I have stayed out of macro-economics in my work as an economist for a number of reasons, but it is a hot political subject at the moment and several times of late I have gotten involved in online macro arguments, so I decided it would be worth learning a little more about it. Someone sent me a copy of a recent book of essays by Tim Congdon, who has the interesting distinction of being both a monetarist and a fan of Keynes, and I have started reading it.
The central claim of the first essay is that the views of the British Keynesians of the sixties and seventies were strikingly inconsistent with Keynes' own views. They saw inflation as a cost push phenomenon to which the proper solution was wage and price controls. Keynes, like later monetarists, saw it as a result of too much money and the solution as tight monetary policy. He was against wage and price controls, not for them.

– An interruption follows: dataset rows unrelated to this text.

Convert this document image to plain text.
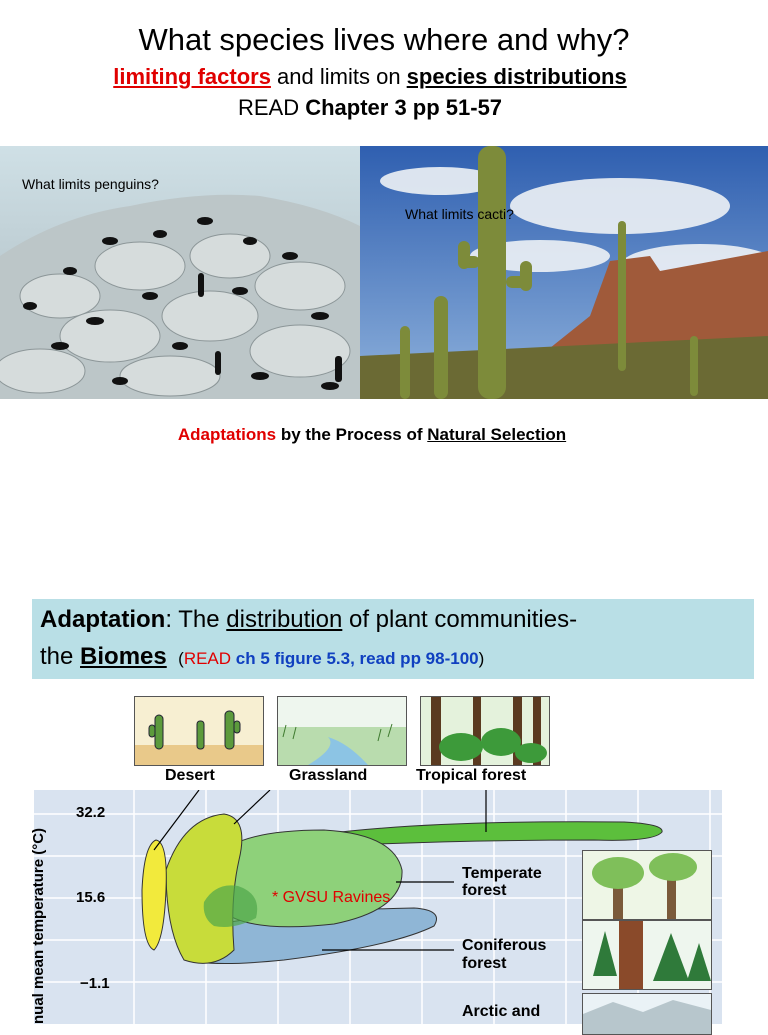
What species lives where and why?
limiting factors and limits on species distributions
READ Chapter 3 pp 51-57
What limits penguins?
What limits cacti?
Adaptations by the Process of Natural Selection
Adaptation: The distribution of plant communities-
the Biomes (READ ch 5 figure 5.3, read pp 98-100)
Desert	Grassland	Tropical forest
nual mean temperature (°C)
32.2
15.6
−1.1
* GVSU Ravines
Temperate
forest
Coniferous
forest
Arctic and
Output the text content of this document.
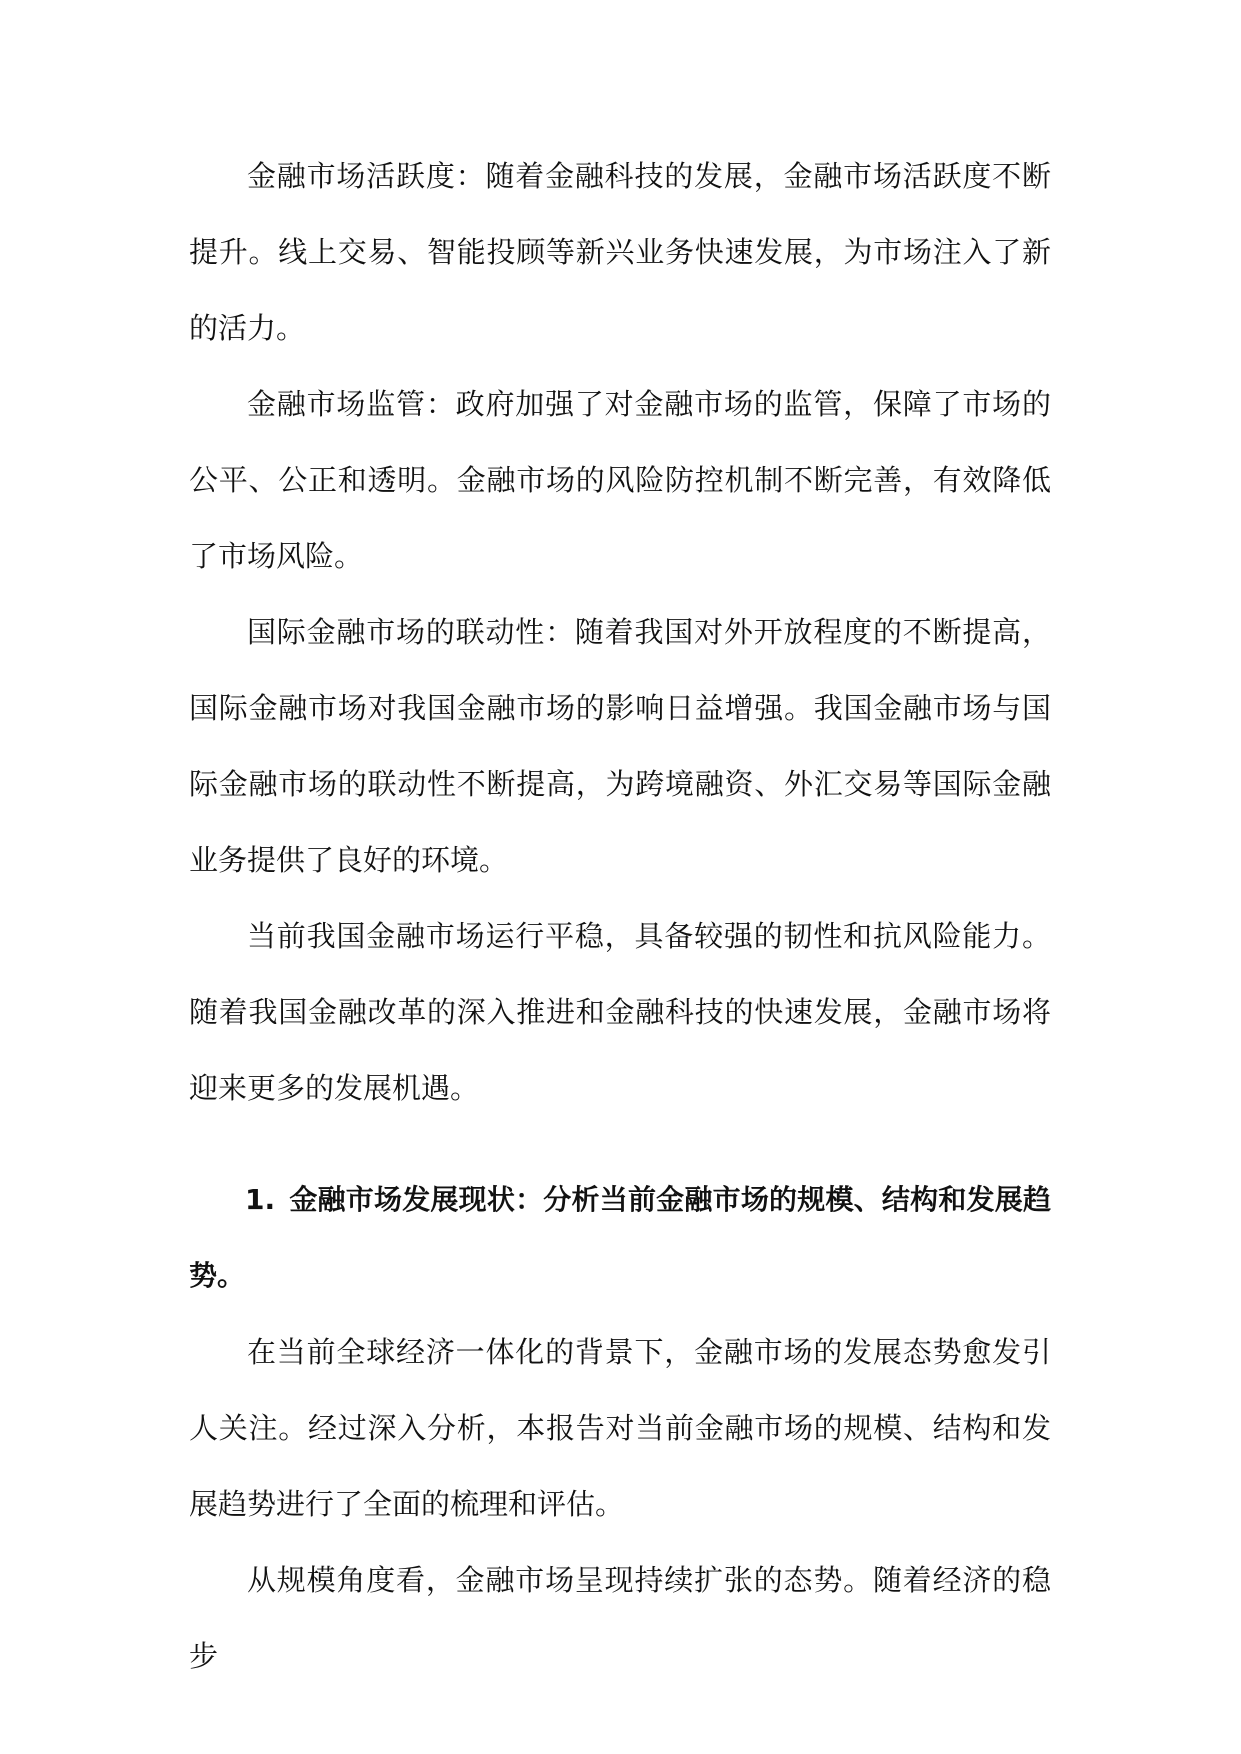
金融市场活跃度：随着金融科技的发展，金融市场活跃度不断提升。线上交易、智能投顾等新兴业务快速发展，为市场注入了新的活力。

金融市场监管：政府加强了对金融市场的监管，保障了市场的公平、公正和透明。金融市场的风险防控机制不断完善，有效降低了市场风险。

国际金融市场的联动性：随着我国对外开放程度的不断提高，国际金融市场对我国金融市场的影响日益增强。我国金融市场与国际金融市场的联动性不断提高，为跨境融资、外汇交易等国际金融业务提供了良好的环境。

当前我国金融市场运行平稳，具备较强的韧性和抗风险能力。随着我国金融改革的深入推进和金融科技的快速发展，金融市场将迎来更多的发展机遇。

1. 金融市场发展现状：分析当前金融市场的规模、结构和发展趋势。

在当前全球经济一体化的背景下，金融市场的发展态势愈发引人关注。经过深入分析，本报告对当前金融市场的规模、结构和发展趋势进行了全面的梳理和评估。

从规模角度看，金融市场呈现持续扩张的态势。随着经济的稳步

One other thing struck me about the first essay: Congdon repeatedly refers to the interest rate as "the price of money." This is a very common error, and one that is not only wrong but dangerously wrong.
If the price of an apple is fifty cents, that means that if I give a seller fifty cents he will give me an apple in exchange. If the interest rate is five percent and that is the price of money, I ought to be able to buy money for five cents on the dollar. I doubt that Congdon, or anyone else, will be willing to sell it to me at that price.
The price of money is what you have to give up to get it—the inverse of the price level. If the price of an apple is fifty cents, the price of a dollar is two apples. The interest rate is the rent on money, measured in money. A change in the price of money affects both the money you are renting and the money you are paying as rent, leaving the ratio of the two unchanged.
Suppose that at midnight tonight every dollar bill in the world twins, along with a similar change in the accounting entries for bank deposits, other forms of money, and all obligations denominated in money. By morning, there is twice as much money as before—and nothing else has changed.
I would ask Congdon whether, under those circumstances, he would expect the interest rate to drop. If his answer is yes, my next question is whether he would expect a much more extreme drop if we relabeled pennies as dollars and dollars as hundred dollar bills, thus increasing the money supply, measured in "dollars," a hundredfold.
The reason the description of the interest rate as the price of money is not only wrong but dangerously wrong is that it implies a simple relation between money and the interest rate—in the extreme (but not uncommon) version, the belief that interest rates are set by central banks, with high interest rates the result of a tight monetary policy.
A central bank can create money and lend it out, increasing the supply of loans (which reduces the interest rate) and increasing the money supply. That is the one element of truth to the relationship. But what is affecting the interest rate is not the amount of money but the amount of loans; the government could get the same effect by collecting more in taxes than it spends and lending out the difference.
The interest rate is a market price—the price paid for the use of capital—and the central bank controls it only in the same sense in which the government can control the price of wheat by choosing to buy or sell some of it. The central bank does not have an unlimited amount of capital from money creation to lend and so has only a limited ability to shift interest rates from what they would otherwise be. Furthermore, a continued expansion of the money supply creates the expectation of future price rises, which pushes the nominal interest rate up, not down.
I have been unable to locate an email address for Tim Congdon, so am unable to point out his error to him directly. If any of my readers has one, I would be grateful if you would send it to me.
[Two people have now provided me with his email, I emailed him and received a friendly response.]
[Two people have now provided me with his email, I emailed him and received a friendly response.]